Randy Sant, who works on economic-development issues for Tooele County, said Cabela’s has not decided where to build the facility and is still looking at several locations.
He expects a site to be picked soon enough for the plant to meet a projected opening date in late 2015. In the meantime, Sant said, Cabela’s will work out of space it has leased.
The Varian deal is larger, looking to foster the addition of 1,000 jobs over the next 15 years. These jobs are supposed to pay 125 percent of Salt Lake County’s average annual wage, said GOED spokesman Michael Sullivan, and amount to $400 million over the life of the agreement.

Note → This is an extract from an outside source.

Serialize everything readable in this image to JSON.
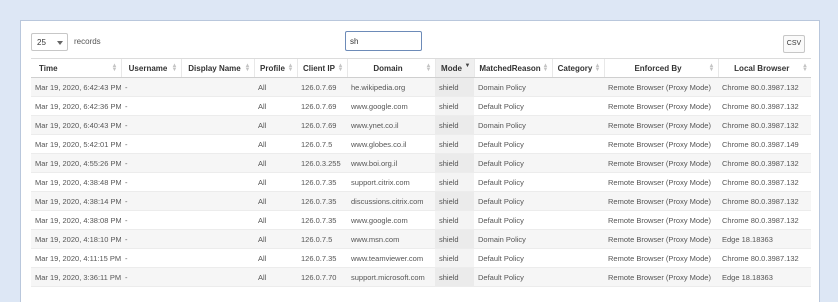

GOED’s board approved a tax credit of $7.1 million over the 15-year period, about 20 percent of the $35 million in new tax revenues Varian is projected to generate over that span.
The company expects to spend about $40 million to add 120,000 square feet of manufacturing space to its existing operation, which covers 341,000 square feet.
The addition will include research laboratories, cleanrooms, administrative offices and space to make flat panel image detectors, lines of X-ray tubs and new business the company hopes to pursue, CEO Dow Wilson said in the release.
Noting that Varian has operated in Utah since the 1940s, he said "70 percent of the orders for our X-ray products come from customers outside the U.S., making us one of the Utah’s largest exporters."
Wilson added that Utah is "an excellent place to operate our business. Here we’re able to find the engineering and technical talent we need to fulfill our mission of making world-class medical products that are used to save lives around the world."
In both cases, Sullivan said, the companies will receive a portion of their tax credit each year they meet performance criteria specified in the agreements.